Taking a daily omega-3 supplement containing 460 mg EPA and 380 mg DHA for one year does not change the blood levels of five specific lipid molecules—Prostaglandin E2, Resolvin D2, Resolvin D5,...
Mechanism
Synthesis from 1 study
Taking omega-3 supplements gives your body more building blocks to make certain anti-inflammatory chemicals, but it doesn’t make all of them. Your body picks which ones to produce based on how its enzymes work, and for some reason, the ones mentioned in the claim just don’t increase — even though...
Most probable mechanism
When people take omega-3 supplements, their bodies use the omega-3 fats to make certain anti-inflammatory chemicals, but not all of them. The body makes some of these chemicals like Resolvin D1 and D4, which help calm inflammation, but it doesn’t make more of the specific ones mentioned in the claim — like Resolvin D2, D5, E1, or others — even though the raw materials are there. This happens because the enzymes that build these chemicals only work on certain parts of the omega-3 fats, and the body’s system doesn’t push those particular pathways harder, even with more omega-3s.

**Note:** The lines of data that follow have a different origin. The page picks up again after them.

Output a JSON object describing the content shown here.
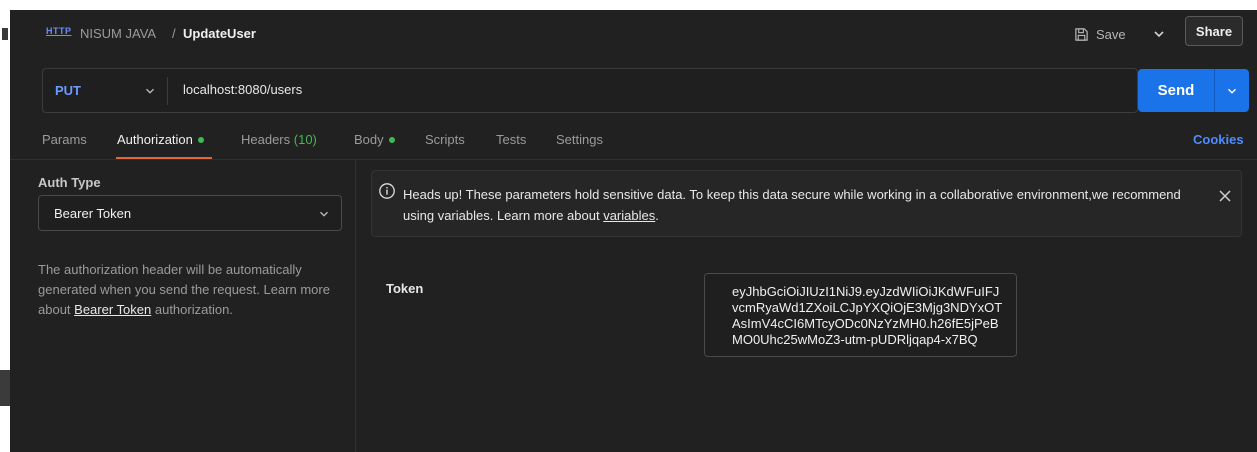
{
  "header": {
    "icon": "http-icon",
    "icon_text": "HTTP",
    "collection": "NISUM JAVA",
    "separator": "/",
    "request_name": "UpdateUser",
    "save_label": "Save",
    "share_label": "Share"
  },
  "request": {
    "method": "PUT",
    "url": "localhost:8080/users",
    "send_label": "Send"
  },
  "tabs": [
    {
      "label": "Params"
    },
    {
      "label": "Authorization"
    },
    {
      "label": "Headers",
      "count": "(10)"
    },
    {
      "label": "Body"
    },
    {
      "label": "Scripts"
    },
    {
      "label": "Tests"
    },
    {
      "label": "Settings"
    }
  ],
  "cookies_label": "Cookies",
  "auth": {
    "type_label": "Auth Type",
    "selected_type": "Bearer Token",
    "desc_pre": "The authorization header will be automatically generated when you send the request. Learn more about ",
    "desc_link": "Bearer Token",
    "desc_post": " authorization."
  },
  "notice": {
    "text_pre": "Heads up! These parameters hold sensitive data. To keep this data secure while working in a collaborative environment,we recommend using variables. Learn more about ",
    "link": "variables",
    "text_post": "."
  },
  "token": {
    "label": "Token",
    "lines": [
      "eyJhbGciOiJIUzI1NiJ9.eyJzdWIiOiJKdWFuIFJ",
      "vcmRyaWd1ZXoiLCJpYXQiOjE3Mjg3NDYxOT",
      "AsImV4cCI6MTcyODc0NzYzMH0.h26fE5jPeB",
      "MO0Uhc25wMoZ3-utm-pUDRljqap4-x7BQ"
    ]
  },
  "colors": {
    "accent": "#1a73e8",
    "method": "#6b9bff",
    "active_tab_underline": "#e0673a",
    "indicator": "#3fb950",
    "background": "#212121"
  }
}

Dietary EPA and DHA from supplementation are absorbed into the bloodstream and incorporated into phospholipid membranes of immune and endothelial cells
Upon inflammatory activation, phospholipase enzymes release EPA and DHA from membrane phospholipids
EPA and DHA are metabolized by lipoxygenase and cyclooxygenase enzymes into specialized pro-resolving mediators such as Resolvin D1 and Resolvin D4
The enzymatic pathways responsible for producing Resolvin D2, Resolvin D5, Resolvin E1, and Leukotriene B4 are not upregulated despite increased substrate availability, resulting in no significant change in their circulating levels
Concurrent reductions in other pro-inflammatory eicosanoids (PGD2, 5-HETE, 12-HETE) occur due to SPM-mediated feedback, while the targeted mediators in the claim remain unchanged due to pathway-specific enzyme kinetics or regulatory constraints
Evidence from Studies
Supporting (1)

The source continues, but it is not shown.